Pesquisadores da Universidade de São Paulo e da Embrapa Instrumentação desenvolveram um biossensor descartável de baixo custo capaz de detectar com alta sensibilidade o fator neurotrófico derivado do cérebro (BDNF) – uma proteína associada a transtornos mentais como depressão, esquizofrenia e bipolaridade – em amostras de saliva humana.
A partir de uma tira flexível com eletrodos serigrafados e funcionalizados, o dispositivo realiza a detecção do BDNF por meio da formação de imunocomplexos, que alteram as propriedades eletroquímicas da superfície. A leitura é feita usando espectroscopia de impedância eletroquímica, método que exige apenas 100 μL de saliva sem qualquer preparo prévio.
O biossensor obteve uma ampla faixa de detecção, indo de 1,0 × 10⁻²⁰ até 1,0 × 10⁻¹⁰ g/mL – cobrindo níveis muito abaixo e acima dos normalmente encontrados na saliva de pacientes saudáveis. Esse intervalo permite o uso tanto em casos clínicos quanto para o monitoramento de indivíduos assintomáticos. A capacidade de detectar concentrações tão baixas é resultado da combinação de nanoesferas ocas de carbono (CSSs), polietilenoimina (PEI) e glutaraldeído na estrutura do sensor.
Em testes com saliva coletada de voluntários saudáveis, o sensor mostrou alta seletividade frente a interferentes presentes no fluido oral, excelente reprodutibilidade e foi capaz de manter 90% de sua resposta analítica após sete dias de armazenamento a 4 ºC. A vida útil estimada chega a 30 dias. Todos os testes foram conduzidos com aprovação ética, utilizando um protocolo validado.
Com custo unitário estimado em US$ 2,19 (sem considerar mão de obra ou equipamentos), o sensor pode se conectar a um equipamento portátil via Bluetooth, permitindo que os dados sejam visualizados em tempo real em um smartphone. Essa portabilidade fortalece seu potencial para triagens domiciliares, monitoramento terapêutico e uso em locais com infraestrutura limitada.
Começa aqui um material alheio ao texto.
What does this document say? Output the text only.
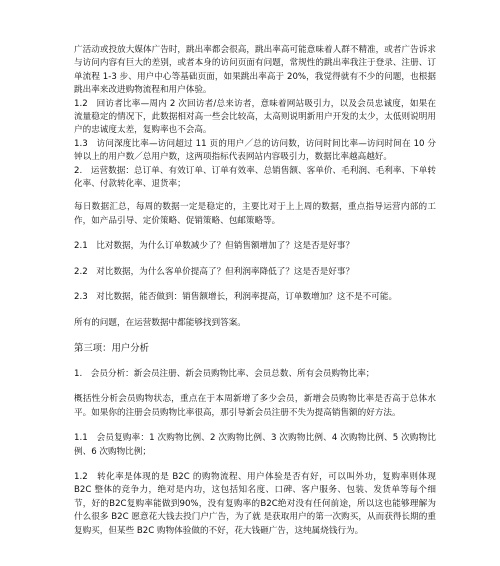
广活动或投放大媒体广告时，跳出率都会很高，跳出率高可能意味着人群不精准，或者广告诉求与访问内容有巨大的差别，或者本身的访问页面有问题，常规性的跳出率我注于登录、注册、订单流程 1-3 步、用户中心等基础页面，如果跳出率高于 20%，我觉得就有不少的问题，也根据跳出率来改进购物流程和用户体验。

1.2　回访者比率—周内 2 次回访者/总来访者，意味着网站吸引力，以及会员忠诚度，如果在流量稳定的情况下，此数据相对高一些会比较高，太高则说明新用户开发的太少，太低则说明用户的忠诚度太差，复购率也不会高。

1.3　访问深度比率—访问超过 11 页的用户／总的访问数，访问时间比率—访问时间在 10 分钟以上的用户数／总用户数，这两项指标代表网站内容吸引力，数据比率越高越好。

2.　运营数据：总订单、有效订单、订单有效率、总销售额、客单价、毛利润、毛利率、下单转化率、付款转化率、退货率；

每日数据汇总，每周的数据一定是稳定的，主要比对于上上周的数据，重点指导运营内部的工作，如产品引导、定价策略、促销策略、包邮策略等。

2.1　比对数据，为什么订单数减少了？但销售额增加了？这是否是好事？

2.2　对比数据，为什么客单价提高了？但利润率降低了？这是否是好事？

2.3　对比数据，能否做到：销售额增长，利润率提高，订单数增加？这不是不可能。

所有的问题，在运营数据中都能够找到答案。

第三项：用户分析

1.　会员分析：新会员注册、新会员购物比率、会员总数、所有会员购物比率；

概括性分析会员购物状态，重点在于本周新增了多少会员，新增会员购物比率是否高于总体水平。如果你的注册会员购物比率很高，那引导新会员注册不失为提高销售额的好方法。

1.1　会员复购率：1 次购物比例、2 次购物比例、3 次购物比例、4 次购物比例、5 次购物比例、6 次购物比例；

1.2　转化率是体现的是 B2C 的购物流程、用户体验是否有好，可以叫外功，复购率则体现 B2C 整体的竞争力，绝对是内功，这包括知名度、口碑、客户服务、包装、发货单等每个细节，好的B2C复购率能做到90%，没有复购率的B2C绝对没有任何前途，所以这也能够理解为什么很多 B2C 愿意花大钱去投门户广告，为了就 是获取用户的第一次购买，从而获得长期的重复购买，但某些 B2C 购物体验做的不好，花大钱砸广告，这纯属烧钱行为。
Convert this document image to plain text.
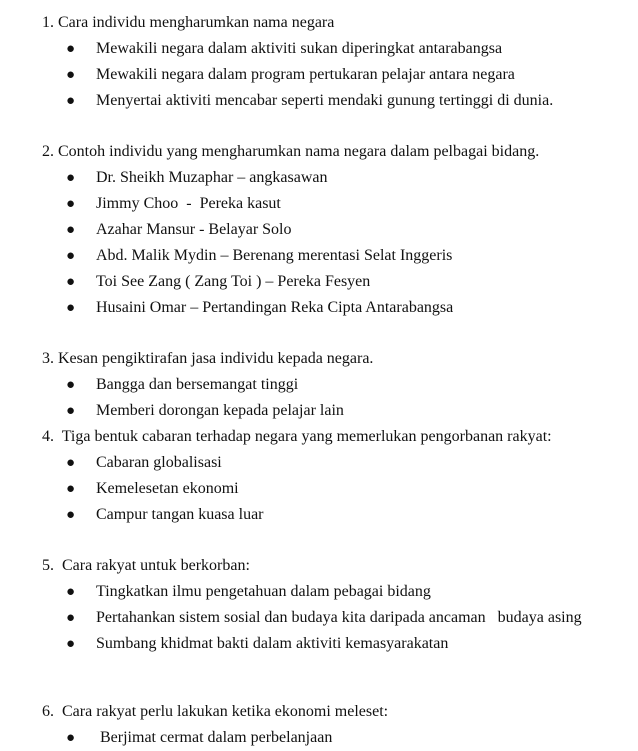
1. Cara individu mengharumkan nama negara
●	Mewakili negara dalam aktiviti sukan diperingkat antarabangsa
●	Mewakili negara dalam program pertukaran pelajar antara negara
●	Menyertai aktiviti mencabar seperti mendaki gunung tertinggi di dunia.
2. Contoh individu yang mengharumkan nama negara dalam pelbagai bidang.
●	Dr. Sheikh Muzaphar – angkasawan
●	Jimmy Choo  -  Pereka kasut
●	Azahar Mansur - Belayar Solo
●	Abd. Malik Mydin – Berenang merentasi Selat Inggeris
●	Toi See Zang ( Zang Toi ) – Pereka Fesyen
●	Husaini Omar – Pertandingan Reka Cipta Antarabangsa
3. Kesan pengiktirafan jasa individu kepada negara.
●	Bangga dan bersemangat tinggi
●	Memberi dorongan kepada pelajar lain
4.  Tiga bentuk cabaran terhadap negara yang memerlukan pengorbanan rakyat:
●	Cabaran globalisasi
●	Kemelesetan ekonomi
●	Campur tangan kuasa luar
5.  Cara rakyat untuk berkorban:
●	Tingkatkan ilmu pengetahuan dalam pebagai bidang
●	Pertahankan sistem sosial dan budaya kita daripada ancaman   budaya asing
●	Sumbang khidmat bakti dalam aktiviti kemasyarakatan
6.  Cara rakyat perlu lakukan ketika ekonomi meleset:
●	Berjimat cermat dalam perbelanjaan
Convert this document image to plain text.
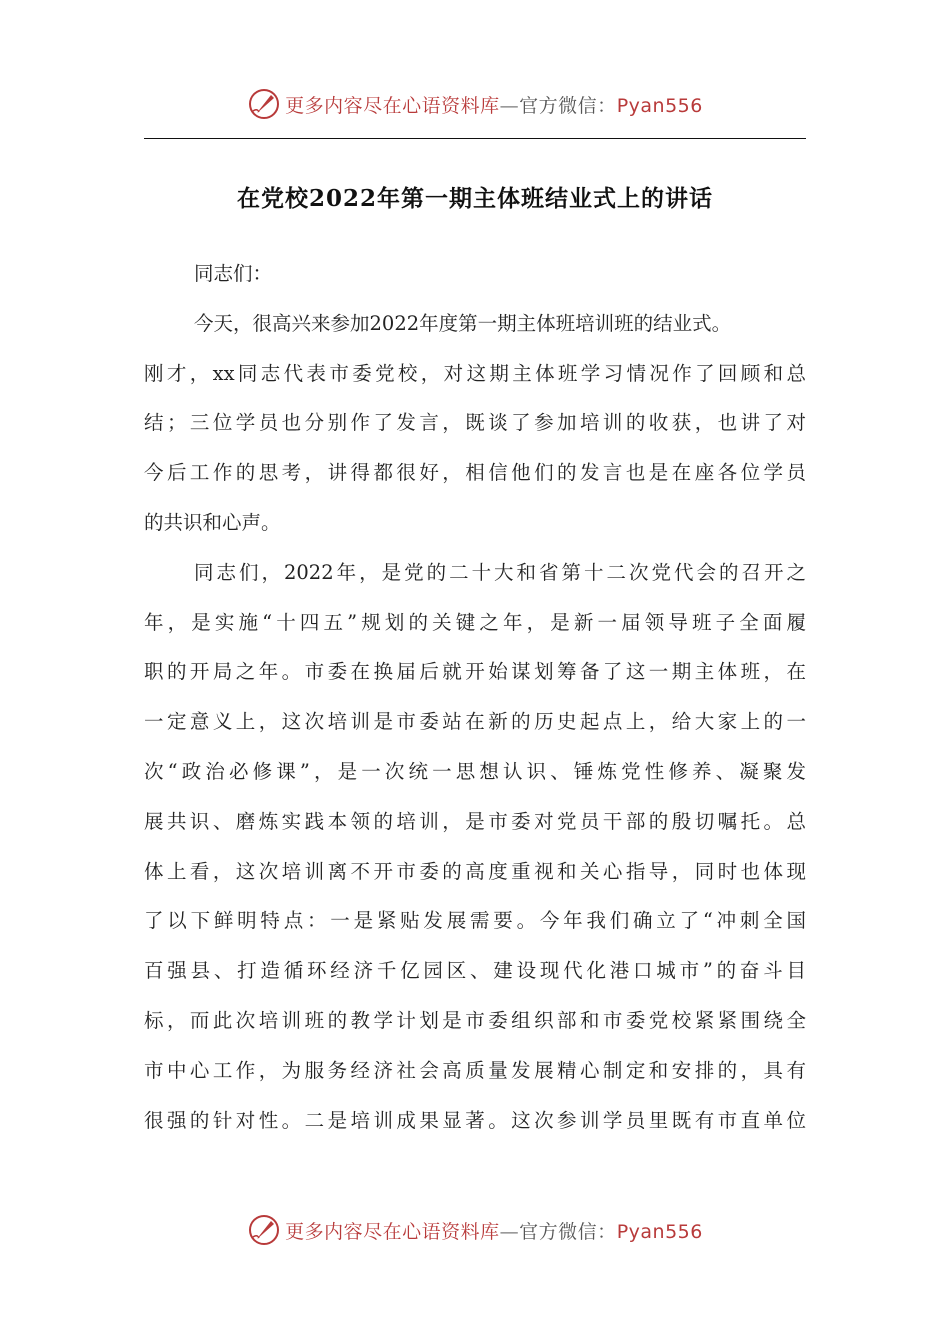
更多内容尽在心语资料库—官方微信：Pyan556
在党校2022年第一期主体班结业式上的讲话
同志们：
今天，很高兴来参加2022年度第一期主体班培训班的结业式。
刚才，xx同志代表市委党校，对这期主体班学习情况作了回顾和总
结；三位学员也分别作了发言，既谈了参加培训的收获，也讲了对
今后工作的思考，讲得都很好，相信他们的发言也是在座各位学员
的共识和心声。
同志们，2022年，是党的二十大和省第十二次党代会的召开之
年，是实施“十四五”规划的关键之年，是新一届领导班子全面履
职的开局之年。市委在换届后就开始谋划筹备了这一期主体班，在
一定意义上，这次培训是市委站在新的历史起点上，给大家上的一
次“政治必修课”，是一次统一思想认识、锤炼党性修养、凝聚发
展共识、磨炼实践本领的培训，是市委对党员干部的殷切嘱托。总
体上看，这次培训离不开市委的高度重视和关心指导，同时也体现
了以下鲜明特点：一是紧贴发展需要。今年我们确立了“冲刺全国
百强县、打造循环经济千亿园区、建设现代化港口城市”的奋斗目
标，而此次培训班的教学计划是市委组织部和市委党校紧紧围绕全
市中心工作，为服务经济社会高质量发展精心制定和安排的，具有
很强的针对性。二是培训成果显著。这次参训学员里既有市直单位
更多内容尽在心语资料库—官方微信：Pyan556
Do ponto de vista da sustentabilidade, o dispositivo obteve notas de 76 na métrica Analytical Eco-Scale e 0,75 na AGREE – ambas indicando excelente desempenho ambiental. A avaliação combinada de impacto ambiental e aplicabilidade pelo BAGI resultou em uma pontuação de 70, acima da marca mínima recomendada para métodos práticos. Destaque-se que o uso de materiais como glucose, CSS e polímeros simples elimina a dependência de metais pesados ou soluções tóxicas presentes em muitos sensores da literatura.
Comparado a outras tecnologias, o imunossensor demonstrou superioridade na sensibilidade e um alcance dinâmico mais amplo, sendo o único validado até o momento para uso com amostras de saliva humana e em formato descartável e portátil. Técnicas tradicionais como ELISA, eletroquimioluminescência e HPLC continuam relevantes, mas não apresentam a mesma rapidez e simplicidade de execução, além de exigir laboratórios especializados.
Os autores apontam que a plataforma pode ser expandida para testes multiplexados com diferentes biomarcadores, servindo como base para tecnologias voltadas à medicina personalizada. Segundo eles, o crescimento dos casos de transtornos mentais, especialmente após a pandemia de COVID-19, reforça a importância de ferramentas acessíveis e descentralizadas para rastreamento precoce e acompanhamento terapêutico individualizado.
Os próximos passos da equipe incluem o depósito de patente e possíveis colaborações para produção em escala do biossensor. Embora os dados sejam promissores em contexto laboratorial, testes clínicos mais amplos ainda são necessários para homologação em protocolos médicos formais.
O trabalho foi liderado por Paulo A. Raymundo-Pereira, do Instituto de Física de São Carlos (IFSC-USP), com coautoria de Nathalia O. Gomes, Marcelo L. Calegaro, Luiz Henrique C. Mattoso, Sergio A. S. Machado e Osvaldo N. Oliveira Jr.